Emanetin Sahibi
Âdem, topraktan takdir ve tasvir edilip «Hayat sahibi beşer ol» diye
irade beyanıyla hayat buldu. Ruhunun verilmiş olduğu ve ruhunun, ilminin, emir
âleminden olduğu, kendisine bildirilmiştir. Tekrar Hakka dönüş ile
müjdelenmiştir, Hak, Âdemi, yaklaştırmak için uzaklaştırmıştır. Geri dönüşü
istenmeseydi geri dönemezdi. Âdemoğlu insan, eril ruh ve dişil bedenin çocuğu
olan kalptir. Kalbin ufku ruh semasıdır. Sema, ilim suyu bulutlarıyla yüklüdür.

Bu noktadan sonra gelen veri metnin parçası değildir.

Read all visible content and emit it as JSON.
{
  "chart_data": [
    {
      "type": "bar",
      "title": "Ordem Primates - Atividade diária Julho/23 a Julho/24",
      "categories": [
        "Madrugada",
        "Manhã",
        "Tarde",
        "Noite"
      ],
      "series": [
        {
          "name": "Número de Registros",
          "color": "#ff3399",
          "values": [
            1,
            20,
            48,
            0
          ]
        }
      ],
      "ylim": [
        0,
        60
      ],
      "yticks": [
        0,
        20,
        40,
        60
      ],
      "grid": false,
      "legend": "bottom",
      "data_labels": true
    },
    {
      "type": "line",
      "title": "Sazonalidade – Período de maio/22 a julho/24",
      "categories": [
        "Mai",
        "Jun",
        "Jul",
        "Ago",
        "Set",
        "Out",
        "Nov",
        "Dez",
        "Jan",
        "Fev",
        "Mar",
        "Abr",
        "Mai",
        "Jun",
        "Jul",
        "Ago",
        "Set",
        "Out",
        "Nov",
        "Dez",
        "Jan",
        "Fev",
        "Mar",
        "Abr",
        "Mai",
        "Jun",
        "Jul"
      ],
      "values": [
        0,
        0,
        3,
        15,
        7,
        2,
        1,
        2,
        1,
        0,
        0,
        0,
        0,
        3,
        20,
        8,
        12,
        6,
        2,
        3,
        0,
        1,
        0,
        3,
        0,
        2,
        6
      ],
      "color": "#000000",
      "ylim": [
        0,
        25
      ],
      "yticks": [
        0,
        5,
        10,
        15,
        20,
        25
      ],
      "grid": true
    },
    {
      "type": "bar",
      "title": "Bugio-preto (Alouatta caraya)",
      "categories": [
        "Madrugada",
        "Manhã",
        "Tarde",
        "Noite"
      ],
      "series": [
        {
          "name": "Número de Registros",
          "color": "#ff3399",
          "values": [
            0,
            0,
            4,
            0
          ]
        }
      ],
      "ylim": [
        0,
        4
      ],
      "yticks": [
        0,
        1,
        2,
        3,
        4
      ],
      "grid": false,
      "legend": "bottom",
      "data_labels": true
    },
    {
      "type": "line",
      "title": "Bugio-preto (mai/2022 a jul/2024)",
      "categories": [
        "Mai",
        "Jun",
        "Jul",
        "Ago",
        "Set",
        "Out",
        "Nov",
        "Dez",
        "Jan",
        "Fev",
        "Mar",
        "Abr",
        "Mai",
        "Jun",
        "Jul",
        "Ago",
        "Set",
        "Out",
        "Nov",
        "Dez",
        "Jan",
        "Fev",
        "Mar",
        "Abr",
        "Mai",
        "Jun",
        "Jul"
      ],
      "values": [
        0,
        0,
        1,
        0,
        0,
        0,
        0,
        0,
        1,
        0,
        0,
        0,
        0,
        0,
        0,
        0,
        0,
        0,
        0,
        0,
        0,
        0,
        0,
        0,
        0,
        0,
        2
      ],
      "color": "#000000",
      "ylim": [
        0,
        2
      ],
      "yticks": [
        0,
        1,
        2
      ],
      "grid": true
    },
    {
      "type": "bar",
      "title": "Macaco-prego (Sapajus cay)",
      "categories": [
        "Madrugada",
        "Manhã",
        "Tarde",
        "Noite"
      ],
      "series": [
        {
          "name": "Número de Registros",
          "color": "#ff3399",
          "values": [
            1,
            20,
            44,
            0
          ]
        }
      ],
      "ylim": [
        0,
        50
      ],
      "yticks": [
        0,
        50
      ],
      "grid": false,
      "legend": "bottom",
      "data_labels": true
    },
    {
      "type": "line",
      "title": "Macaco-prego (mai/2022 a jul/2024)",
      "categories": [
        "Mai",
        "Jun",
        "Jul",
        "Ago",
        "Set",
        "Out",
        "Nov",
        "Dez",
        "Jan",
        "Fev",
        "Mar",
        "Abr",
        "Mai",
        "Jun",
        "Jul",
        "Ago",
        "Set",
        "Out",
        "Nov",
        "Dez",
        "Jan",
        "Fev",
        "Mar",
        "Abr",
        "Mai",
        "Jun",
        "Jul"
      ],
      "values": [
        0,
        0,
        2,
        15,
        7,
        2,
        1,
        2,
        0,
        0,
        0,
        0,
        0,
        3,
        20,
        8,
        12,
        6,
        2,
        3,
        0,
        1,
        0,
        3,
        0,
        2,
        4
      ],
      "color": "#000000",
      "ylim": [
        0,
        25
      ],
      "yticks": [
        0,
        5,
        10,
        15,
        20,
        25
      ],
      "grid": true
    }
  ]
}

Beden arzı, bu su ile yeşerir, hayat kaynağı olur. Nimetlerden yararlanan
insan, nimetleri vereni arar, bulur, bilir; azgınlık etmez, yolunu şaşırmaz. Kulun
fenası halinde Hak, kendi vücudunu bağışlayarak, zatıyla baki kılar. Böylece,
kul, emanetin sahibi olarak, ‘yardımı ancak senden talep eder, seninle sana ibadet ederiz’ der.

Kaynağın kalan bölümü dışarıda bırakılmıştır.